The word Han is a term introduced to the artist by a North Korean defector referring to an intermingling of sorrow, acceptance and hope - a cultural ache which is historic, collective and personal; the product of wars and hardship. The series of original works, Théâtre de la Cruauté (Theatre of Cruelty), were shot on a research trip to the Korean Demilitarised Zone, the strip of land between North and South Korea, where there is a viewing platform with binoculars for visitors. The artist was struck by the almost fetishist gaze as it could not be returned from the North Korean side. The act of seeing became violent and reflective of the secretive state of the regime.

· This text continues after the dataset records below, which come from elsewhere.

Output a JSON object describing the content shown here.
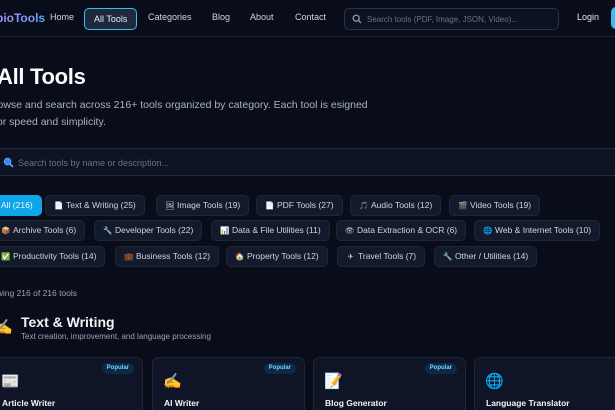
{
  "nav": {
    "logo": "pioTools",
    "links": [
      "Home",
      "All Tools",
      "Categories",
      "Blog",
      "About",
      "Contact"
    ],
    "search_placeholder": "Search tools (PDF, Image, JSON, Video)...",
    "login_label": "Login"
  },
  "header": {
    "title": "All Tools",
    "description": "rowse and search across 216+ tools organized by category. Each tool is esigned for speed and simplicity."
  },
  "main_search": {
    "placeholder": "Search tools by name or description..."
  },
  "categories": [
    {
      "icon": "",
      "label": "All (216)",
      "active": true
    },
    {
      "icon": "📄",
      "label": "Text & Writing (25)"
    },
    {
      "icon": "🖼",
      "label": "Image Tools (19)"
    },
    {
      "icon": "📄",
      "label": "PDF Tools (27)"
    },
    {
      "icon": "🎵",
      "label": "Audio Tools (12)"
    },
    {
      "icon": "🎬",
      "label": "Video Tools (19)"
    },
    {
      "icon": "📦",
      "label": "Archive Tools (6)"
    },
    {
      "icon": "🔧",
      "label": "Developer Tools (22)"
    },
    {
      "icon": "📊",
      "label": "Data & File Utilities (11)"
    },
    {
      "icon": "👁",
      "label": "Data Extraction & OCR (6)"
    },
    {
      "icon": "🌐",
      "label": "Web & Internet Tools (10)"
    },
    {
      "icon": "✅",
      "label": "Productivity Tools (14)"
    },
    {
      "icon": "💼",
      "label": "Business Tools (12)"
    },
    {
      "icon": "🏠",
      "label": "Property Tools (12)"
    },
    {
      "icon": "✈",
      "label": "Travel Tools (7)"
    },
    {
      "icon": "🔧",
      "label": "Other / Utilities (14)"
    }
  ],
  "showing": "owing 216 of 216 tools",
  "section": {
    "icon": "✍",
    "title": "Text & Writing",
    "subtitle": "Text creation, improvement, and language processing"
  },
  "cards": [
    {
      "icon": "📰",
      "name": "Article Writer",
      "badge": "Popular"
    },
    {
      "icon": "✍",
      "name": "AI Writer",
      "badge": "Popular"
    },
    {
      "icon": "📝",
      "name": "Blog Generator",
      "badge": "Popular"
    },
    {
      "icon": "🌐",
      "name": "Language Translator",
      "badge": ""
    }
  ],
  "colors": {
    "accent": "#0ea5e9",
    "background": "#090d1a",
    "logo": "#a78bfa"
  }
}
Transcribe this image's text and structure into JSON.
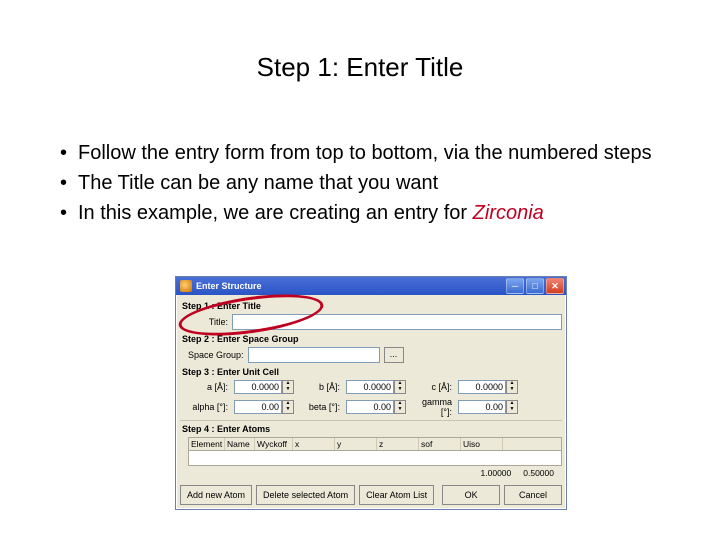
{
  "slide": {
    "title": "Step 1: Enter Title",
    "bullets": [
      "Follow the entry form from top to bottom, via the numbered steps",
      "The Title can be any name that you want"
    ],
    "bullet3_prefix": "In this example, we are creating an entry for ",
    "bullet3_em": "Zirconia"
  },
  "window": {
    "title": "Enter Structure",
    "step1": {
      "label": "Step 1 : Enter Title",
      "field_label": "Title:"
    },
    "step2": {
      "label": "Step 2 : Enter Space Group",
      "field_label": "Space Group:",
      "browse": "..."
    },
    "step3": {
      "label": "Step 3 : Enter Unit Cell",
      "rows": [
        {
          "l1": "a [Å]:",
          "v1": "0.0000",
          "l2": "b [Å]:",
          "v2": "0.0000",
          "l3": "c [Å]:",
          "v3": "0.0000"
        },
        {
          "l1": "alpha [°]:",
          "v1": "0.00",
          "l2": "beta [°]:",
          "v2": "0.00",
          "l3": "gamma [°]:",
          "v3": "0.00"
        }
      ]
    },
    "step4": {
      "label": "Step 4 : Enter Atoms",
      "columns": [
        "Element",
        "Name",
        "Wyckoff",
        "x",
        "y",
        "z",
        "sof",
        "Uiso"
      ],
      "defaults": {
        "sof": "1.00000",
        "uiso": "0.50000"
      }
    },
    "buttons": {
      "add": "Add new Atom",
      "del": "Delete selected Atom",
      "clear": "Clear Atom List",
      "ok": "OK",
      "cancel": "Cancel"
    }
  }
}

In seeking to re-contextualise the lost history of DPRK, Han traces the chronology and collective trauma of hardship to the current day Cold War (and the subsequent ‘peace’ meetings involving South Korea and the United States of America). The archival images and found text are documented in chapters within the form of a photobook and presented as framed sequences of portrait images. The series culminates with a chapter of photographic evidence and constructed narratives based on defectors’ testimonies and finally, a portrait sequence of hand-shakes by the current politico titled At the Starting Point of History.
With reference to the pervasive ‘Cult of Kim’ and devotional-like images of previous ruling leaders hung at an elevated position in both private and public spaces, the artist presents his version (titled Clarity More Solid Than Granite) simply as a pair of bespectacled eyes with red drawing pins - an eye each from the grandfather and father of Kim Jong-un – both omnipresent and beguiling at once.